The name "melancholia" comes from the old medical belief of the four humours: disease or ailment being caused by an imbalance in one or other of the four basic bodily liquids, or humours. Personality types were similarly determined by the dominant humor in a particular person. According to Hippocrates and subsequent tradition, melancholia was caused by an excess of black bile, hence the name, which means "black bile", from Ancient Greek μέλας ("melas"), "dark, black", and χολή ("kholé"), "bile"; a person whose constitution tended to have a preponderance of black bile had a "melancholic" disposition. In the complex elaboration of humorist theory, it was associated with the earth from the Four Elements, the season of autumn, the spleen as the originating organ and cold and dry as related qualities. In astrology it showed the influence of Saturn, hence the related adjective "saturnine".
Melancholia was described as a distinct disease with particular mental and physical symptoms in the 5th and 4th centuries BC. Hippocrates, in his "Aphorisms", characterized all "fears and despondencies, if they last a long time" as being symptomatic of melancholia. When a patient could not be cured of the disease it was thought that the melancholia was a result of demonic possession.

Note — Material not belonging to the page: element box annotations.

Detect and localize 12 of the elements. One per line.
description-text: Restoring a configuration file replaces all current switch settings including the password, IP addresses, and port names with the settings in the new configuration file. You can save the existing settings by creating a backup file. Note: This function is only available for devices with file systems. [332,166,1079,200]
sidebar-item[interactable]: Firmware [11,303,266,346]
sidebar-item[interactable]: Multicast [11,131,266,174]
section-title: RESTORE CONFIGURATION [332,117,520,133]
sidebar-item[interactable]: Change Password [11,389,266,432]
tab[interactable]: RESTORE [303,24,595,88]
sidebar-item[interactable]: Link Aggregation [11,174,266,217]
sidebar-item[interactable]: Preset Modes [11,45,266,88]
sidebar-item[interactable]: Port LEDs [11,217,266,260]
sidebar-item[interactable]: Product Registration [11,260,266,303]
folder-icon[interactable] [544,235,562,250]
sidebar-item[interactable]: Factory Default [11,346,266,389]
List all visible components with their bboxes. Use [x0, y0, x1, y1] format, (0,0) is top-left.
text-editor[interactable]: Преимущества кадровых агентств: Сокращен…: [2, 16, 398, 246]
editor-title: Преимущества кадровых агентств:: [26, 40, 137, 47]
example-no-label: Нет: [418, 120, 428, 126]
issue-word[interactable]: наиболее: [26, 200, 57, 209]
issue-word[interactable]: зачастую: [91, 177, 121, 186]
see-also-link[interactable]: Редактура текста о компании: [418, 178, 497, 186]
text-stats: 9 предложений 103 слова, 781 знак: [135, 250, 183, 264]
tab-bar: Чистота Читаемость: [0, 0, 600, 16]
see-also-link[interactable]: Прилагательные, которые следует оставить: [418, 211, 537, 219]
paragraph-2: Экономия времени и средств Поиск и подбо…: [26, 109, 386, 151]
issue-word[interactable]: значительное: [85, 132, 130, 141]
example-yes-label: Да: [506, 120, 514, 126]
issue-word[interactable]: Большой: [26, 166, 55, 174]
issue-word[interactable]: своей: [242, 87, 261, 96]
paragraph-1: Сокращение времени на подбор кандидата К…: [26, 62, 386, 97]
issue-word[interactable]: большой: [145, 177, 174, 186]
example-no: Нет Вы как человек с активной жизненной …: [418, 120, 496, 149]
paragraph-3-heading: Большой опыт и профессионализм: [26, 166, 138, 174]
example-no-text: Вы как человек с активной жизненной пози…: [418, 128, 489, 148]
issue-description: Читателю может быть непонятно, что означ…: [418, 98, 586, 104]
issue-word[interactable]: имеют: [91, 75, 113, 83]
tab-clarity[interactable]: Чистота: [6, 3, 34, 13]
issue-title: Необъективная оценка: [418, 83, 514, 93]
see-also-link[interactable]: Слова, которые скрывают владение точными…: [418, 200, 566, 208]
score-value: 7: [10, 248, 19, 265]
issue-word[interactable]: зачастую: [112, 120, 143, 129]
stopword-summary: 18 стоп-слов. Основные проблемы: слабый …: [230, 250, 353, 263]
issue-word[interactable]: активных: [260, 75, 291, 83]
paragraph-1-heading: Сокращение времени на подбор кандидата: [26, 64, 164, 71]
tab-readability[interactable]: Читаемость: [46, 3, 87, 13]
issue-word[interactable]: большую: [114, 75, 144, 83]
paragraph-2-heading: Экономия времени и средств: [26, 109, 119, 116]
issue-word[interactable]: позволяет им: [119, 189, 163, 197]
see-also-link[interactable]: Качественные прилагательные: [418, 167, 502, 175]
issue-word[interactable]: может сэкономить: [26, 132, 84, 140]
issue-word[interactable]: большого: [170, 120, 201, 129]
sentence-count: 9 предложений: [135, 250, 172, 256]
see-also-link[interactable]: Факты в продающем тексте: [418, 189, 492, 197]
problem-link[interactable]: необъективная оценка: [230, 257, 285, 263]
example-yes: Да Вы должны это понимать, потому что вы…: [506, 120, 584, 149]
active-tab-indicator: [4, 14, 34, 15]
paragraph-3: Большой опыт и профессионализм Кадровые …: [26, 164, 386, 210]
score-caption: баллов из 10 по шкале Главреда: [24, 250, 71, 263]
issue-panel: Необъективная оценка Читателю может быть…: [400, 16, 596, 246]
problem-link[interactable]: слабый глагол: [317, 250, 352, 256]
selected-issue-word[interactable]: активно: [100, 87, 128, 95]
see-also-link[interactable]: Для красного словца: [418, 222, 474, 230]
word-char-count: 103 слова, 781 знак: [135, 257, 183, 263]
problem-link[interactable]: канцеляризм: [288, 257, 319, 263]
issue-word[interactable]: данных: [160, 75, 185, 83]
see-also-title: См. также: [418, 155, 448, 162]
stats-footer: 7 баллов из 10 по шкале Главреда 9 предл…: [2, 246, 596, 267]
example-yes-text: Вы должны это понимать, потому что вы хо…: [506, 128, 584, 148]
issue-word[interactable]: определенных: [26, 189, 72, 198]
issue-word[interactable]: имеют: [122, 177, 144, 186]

In his study of French and Burgundian courtly culture, Johan Huizinga noted that "at the close of the Middle Ages, a sombre melancholy weighs on people's souls." In chronicles, poems, sermons, even in legal documents, an immense sadness, a note of despair and a fashionable sense of suffering and deliquescence at the approaching end of times, suffuses court poets and chroniclers alike: Huizinga quotes instances in the ballads of Eustache Deschamps, "monotonous and gloomy variations of the same dismal theme", and in Georges Chastellain's prologue to his Burgundian chronicle, and in the late fifteenth-century poetry of Jean Meschinot. Ideas of reflection and the workings of imagination are blended in the term "merencolie", embodying for contemporaries "a tendency", observes Huizinga, "to identify all serious occupation of the mind with sadness".

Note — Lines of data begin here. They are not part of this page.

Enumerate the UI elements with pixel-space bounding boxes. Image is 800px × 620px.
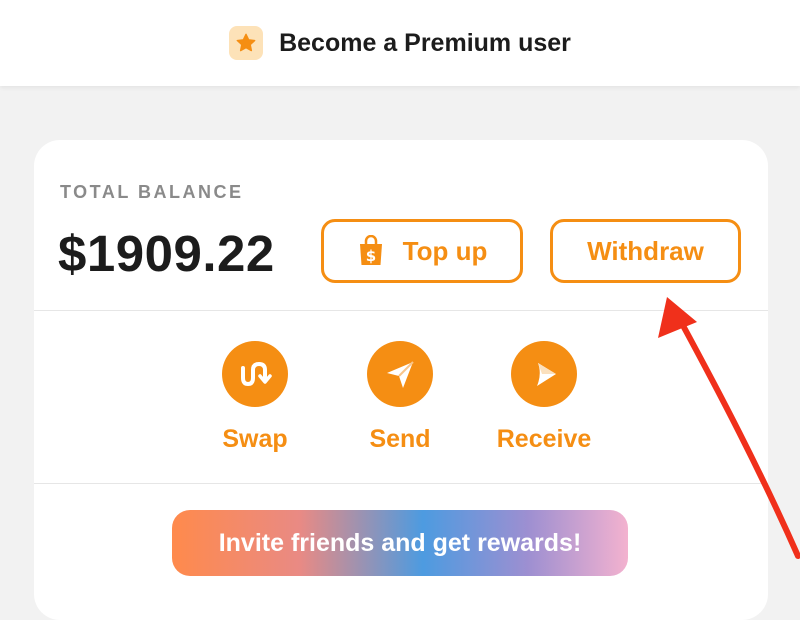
withdraw-label: Withdraw	[587, 235, 704, 266]
top-up-button[interactable]: $ Top up	[321, 219, 523, 283]
receive-label: Receive	[496, 425, 592, 453]
receive-action[interactable]: Receive	[479, 341, 609, 454]
paper-plane-icon	[367, 341, 433, 407]
shopping-bag-dollar-icon: $	[359, 235, 382, 265]
svg-text:$: $	[365, 247, 375, 265]
swap-icon	[222, 341, 288, 407]
divider	[34, 310, 768, 311]
swap-label: Swap	[222, 425, 288, 453]
withdraw-button[interactable]: Withdraw	[550, 219, 741, 283]
send-action[interactable]: Send	[335, 341, 465, 454]
balance-label: TOTAL BALANCE	[60, 182, 244, 202]
play-arrow-icon	[511, 341, 577, 407]
divider	[34, 483, 768, 484]
star-icon	[229, 26, 264, 60]
swap-action[interactable]: Swap	[190, 341, 320, 454]
top-bar: Become a Premium user	[0, 0, 800, 86]
send-label: Send	[369, 425, 431, 453]
invite-friends-button[interactable]: Invite friends and get rewards!	[172, 510, 628, 576]
premium-label: Become a Premium user	[279, 28, 571, 57]
invite-label: Invite friends and get rewards!	[218, 528, 582, 557]
top-up-label: Top up	[402, 235, 488, 266]
wallet-card: TOTAL BALANCE $1909.22 $ Top up Withdraw…	[34, 140, 768, 620]
balance-amount: $1909.22	[58, 225, 275, 282]
premium-upgrade-link[interactable]: Become a Premium user	[229, 26, 571, 60]
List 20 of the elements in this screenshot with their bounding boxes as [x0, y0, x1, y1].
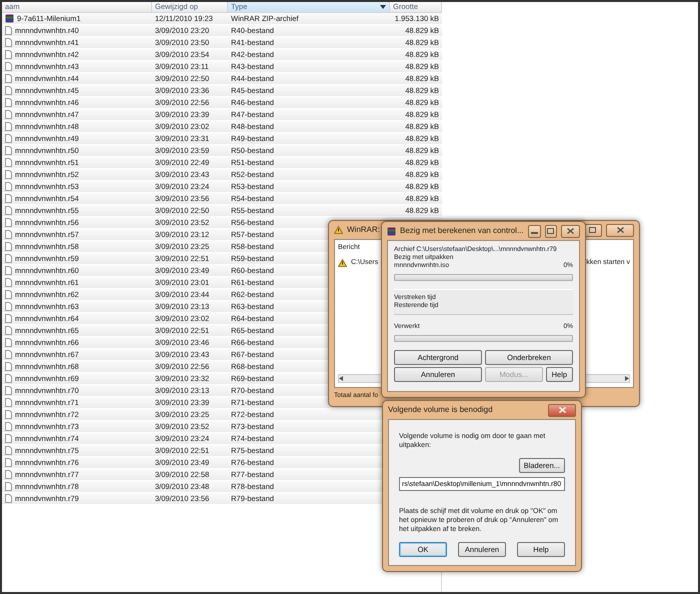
sort-caret-icon: [380, 5, 386, 9]
window-title: WinRAR:: [347, 224, 380, 236]
window-title: Volgende volume is benodigd: [388, 404, 493, 416]
close-icon: [558, 407, 566, 413]
close-button[interactable]: [548, 404, 576, 416]
close-icon: [567, 228, 574, 234]
scroll-right-icon: [625, 376, 629, 382]
maximize-button[interactable]: [544, 224, 558, 238]
window-title: Bezig met berekenen van control...: [400, 225, 524, 237]
archive-icon: [5, 14, 14, 23]
archive-icon: [387, 226, 396, 236]
close-button[interactable]: [561, 224, 580, 238]
scroll-left-icon: [339, 376, 343, 382]
maximize-icon: [589, 227, 596, 233]
close-button[interactable]: [606, 224, 634, 236]
warning-icon: [338, 258, 347, 267]
maximize-icon: [547, 228, 554, 234]
minimize-button[interactable]: [528, 224, 540, 238]
warning-icon: [334, 226, 343, 234]
close-icon: [616, 227, 624, 233]
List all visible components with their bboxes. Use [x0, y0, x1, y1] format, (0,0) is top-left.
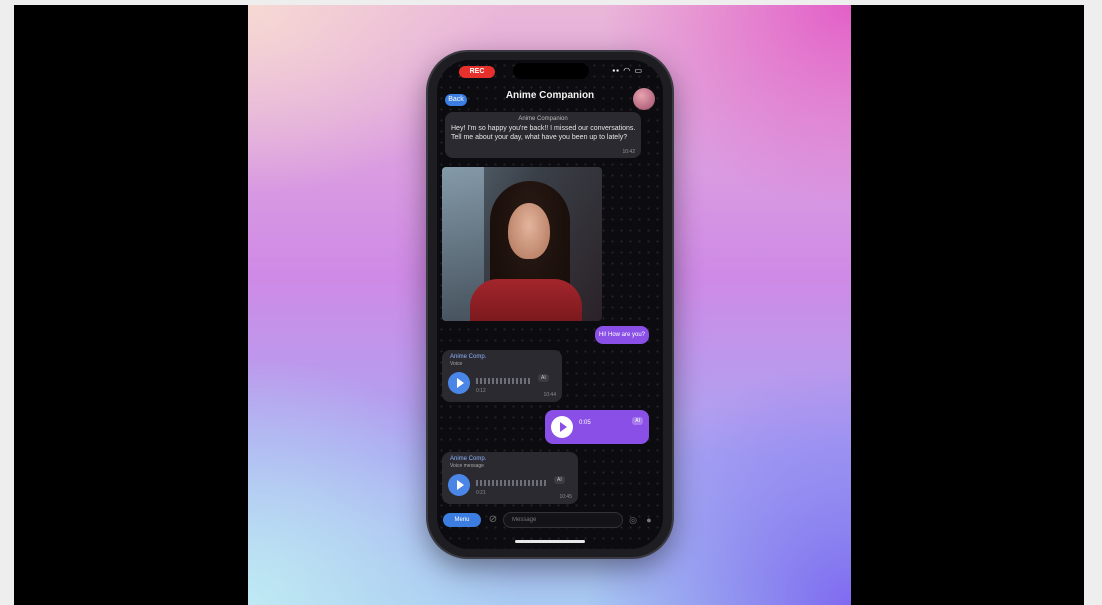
message-input[interactable]: [503, 512, 623, 528]
photo-subject-shirt: [470, 279, 582, 321]
waveform: [476, 378, 532, 384]
phone-mockup: REC ▪▪ ◠ ▭ Back Anime Companion Anime Co…: [428, 52, 672, 557]
home-indicator[interactable]: [515, 540, 585, 543]
play-icon[interactable]: [448, 372, 470, 394]
incoming-voice-message[interactable]: Anime Comp. Voice message AI 0:21 10:45: [442, 452, 578, 504]
incoming-text-message[interactable]: Anime Companion Hey! I'm so happy you're…: [445, 112, 641, 158]
ai-badge: AI: [554, 476, 565, 484]
message-time: 10:42: [622, 149, 635, 155]
voice-time: 10:44: [543, 392, 556, 398]
play-icon[interactable]: [551, 416, 573, 438]
incoming-voice-message[interactable]: Anime Comp. Voice AI 0:12 10:44: [442, 350, 562, 402]
status-bar: REC ▪▪ ◠ ▭: [437, 60, 663, 82]
voice-duration: 0:12: [476, 388, 486, 394]
sticker-icon[interactable]: ◎: [627, 513, 639, 527]
ai-badge: AI: [632, 417, 643, 425]
status-icons: ▪▪ ◠ ▭: [612, 66, 643, 75]
recording-indicator: REC: [459, 66, 495, 78]
message-text: Hey! I'm so happy you're back!! I missed…: [451, 125, 636, 141]
voice-subtitle: Voice: [450, 361, 463, 367]
play-icon[interactable]: [448, 474, 470, 496]
voice-duration: 0:05: [579, 420, 591, 426]
voice-time: 10:45: [559, 494, 572, 500]
dynamic-island: [513, 63, 589, 79]
photo-subject-face: [508, 203, 550, 259]
avatar[interactable]: [633, 88, 655, 110]
waveform: [476, 480, 546, 486]
chat-header: Back Anime Companion: [437, 84, 663, 114]
paperclip-icon[interactable]: ⊘: [487, 513, 499, 527]
back-button[interactable]: Back: [445, 94, 467, 106]
outgoing-voice-message[interactable]: 0:05 AI: [545, 410, 649, 444]
voice-sender: Anime Comp.: [450, 456, 487, 462]
voice-subtitle: Voice message: [450, 463, 484, 469]
microphone-icon[interactable]: ●: [643, 513, 655, 527]
message-composer: Menu ⊘ ◎ ●: [437, 508, 663, 532]
chat-title[interactable]: Anime Companion: [477, 90, 623, 101]
voice-duration: 0:21: [476, 490, 486, 496]
photo-message[interactable]: [442, 167, 602, 321]
message-sender: Anime Companion: [518, 116, 568, 122]
phone-screen: REC ▪▪ ◠ ▭ Back Anime Companion Anime Co…: [437, 60, 663, 549]
menu-button[interactable]: Menu: [443, 513, 481, 527]
voice-sender: Anime Comp.: [450, 354, 487, 360]
outgoing-text-message[interactable]: Hi! How are you?: [595, 326, 649, 344]
ai-badge: AI: [538, 374, 549, 382]
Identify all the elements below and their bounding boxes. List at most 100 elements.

Painters were considered by Vasari and other writers to be especially prone to melancholy by the nature of their work, sometimes with good effects for their art in increased sensitivity and use of fantasy. Among those of his contemporaries so characterised by Vasari were Pontormo and Parmigianino, but he does not use the term of Michelangelo, who used it, perhaps not very seriously, of himself. A famous allegorical engraving by Albrecht Dürer is entitled "Melencolia I". This engraving has been interpreted as portraying melancholia as the state of waiting for inspiration to strike, and not necessarily as a depressive affliction. Amongst other allegorical symbols, the picture includes a magic square and a truncated rhombohedron. The image in turn inspired a passage in "The City of Dreadful Night" by James Thomson (B.V.), and, a few years later, a sonnet by Edward Dowden.
The most extended treatment of melancholia comes from Robert Burton, whose "The Anatomy of Melancholy" (1621) treats the subject from both a literary and a medical perspective. Burton wrote in the 17th century that music and dance were critical in treating mental illness, especially melancholia.

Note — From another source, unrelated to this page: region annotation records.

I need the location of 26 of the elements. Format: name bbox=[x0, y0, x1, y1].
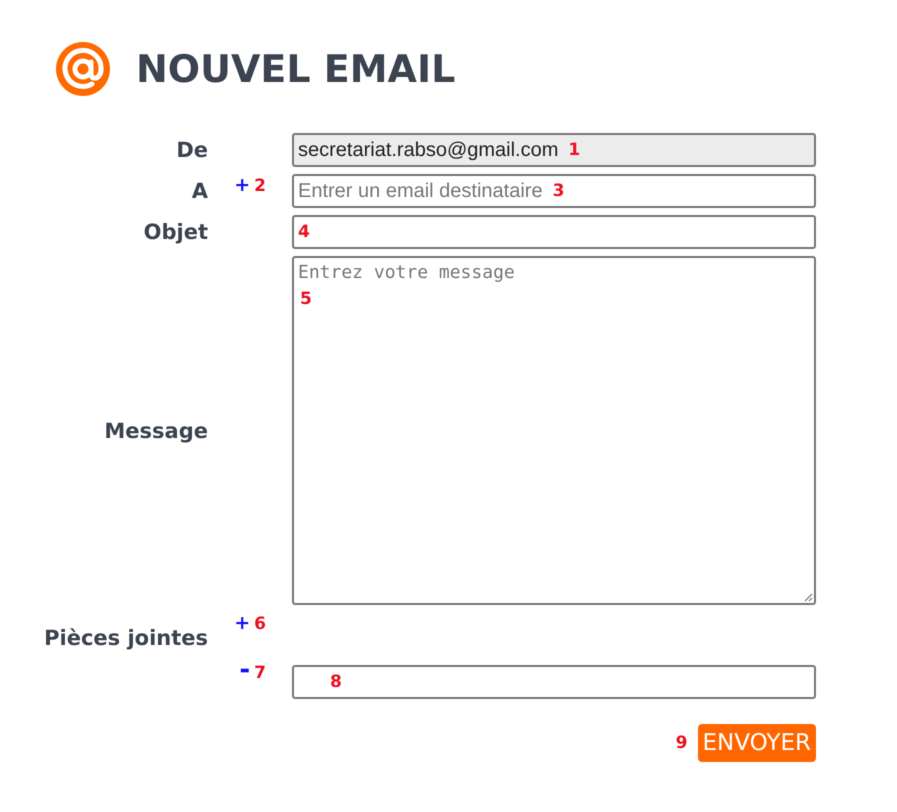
send-button[interactable]: ENVOYER bbox=[698, 724, 816, 762]
message-textarea[interactable]: Entrez votre message 5 bbox=[292, 256, 816, 605]
field-label: Message bbox=[104, 418, 208, 442]
annotation-number: 4 bbox=[298, 222, 310, 242]
remove-button[interactable]: - bbox=[239, 661, 250, 679]
annotation-number: 1 bbox=[568, 140, 580, 160]
input-field[interactable]: secretariat.rabso@gmail.com 1 bbox=[292, 133, 816, 167]
attachment-field[interactable]: 8 bbox=[292, 665, 816, 699]
input-field[interactable]: 4 bbox=[292, 215, 816, 249]
annotation-number: 9 bbox=[676, 733, 688, 753]
field-label: Objet bbox=[144, 220, 208, 244]
annotation-number: 7 bbox=[254, 663, 266, 683]
annotation-number: 2 bbox=[254, 176, 266, 196]
field-label: De bbox=[176, 138, 208, 162]
annotation-number: 6 bbox=[254, 614, 266, 634]
at-sign-icon bbox=[56, 42, 110, 96]
annotation-number: 5 bbox=[300, 289, 312, 309]
resize-grip-icon[interactable] bbox=[803, 592, 813, 602]
field-label: A bbox=[192, 179, 208, 203]
add-button[interactable]: + bbox=[234, 612, 250, 634]
input-field[interactable]: Entrer un email destinataire 3 bbox=[292, 174, 816, 208]
annotation-number: 3 bbox=[552, 181, 564, 201]
field-label: Pièces jointes bbox=[44, 626, 208, 650]
annotation-number: 8 bbox=[330, 672, 342, 692]
page-title: NOUVEL EMAIL bbox=[136, 47, 456, 91]
add-button[interactable]: + bbox=[234, 174, 250, 196]
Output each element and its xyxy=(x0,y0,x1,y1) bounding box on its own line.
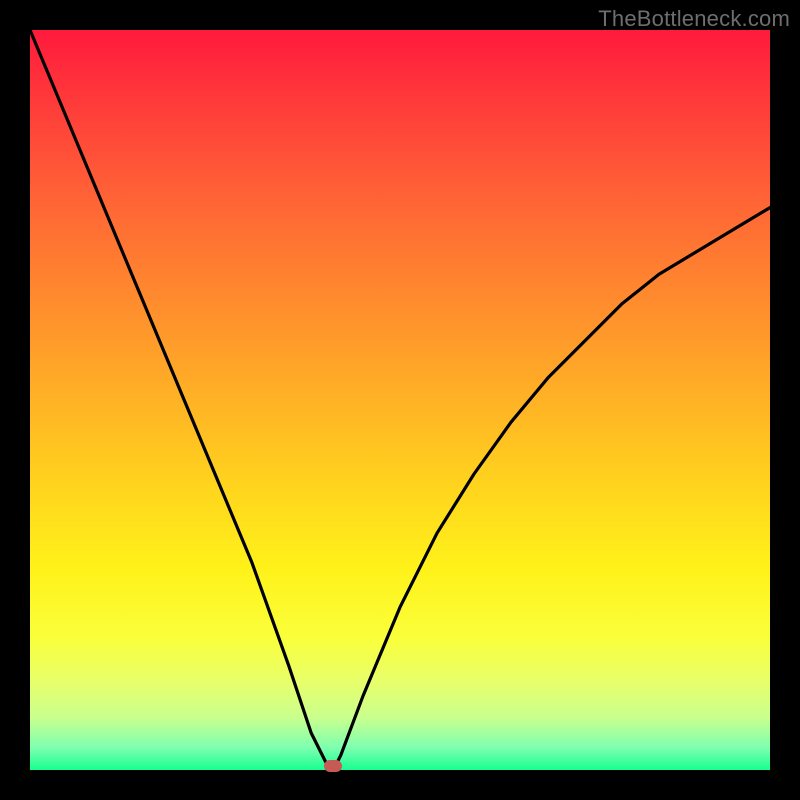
optimal-point-marker xyxy=(324,760,342,772)
bottleneck-curve xyxy=(30,30,770,770)
watermark-text: TheBottleneck.com xyxy=(598,6,790,32)
chart-plot-area xyxy=(30,30,770,770)
curve-path xyxy=(30,30,770,770)
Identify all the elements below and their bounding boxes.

in 10th century Persian physician Al-Akhawayni describes Melancholia as a chronic illness and relates it to brain, which is one of the main aspects of his view on Melancholia. He describes Melancholia’s initial clinical manifestations as "suffering from an unexplained fear, inability to answer questions or providing false answers, self-laughing and self-crying and speaking meaninglessly, yet with no fever"
In the Encyclopédie of Diderot and d'Alembert, the causes of melancholia are stated to be similar to those that cause Mania: "grief, pains of the spirit, passions, as well as all the love and sexual appetites that go unsatisfied."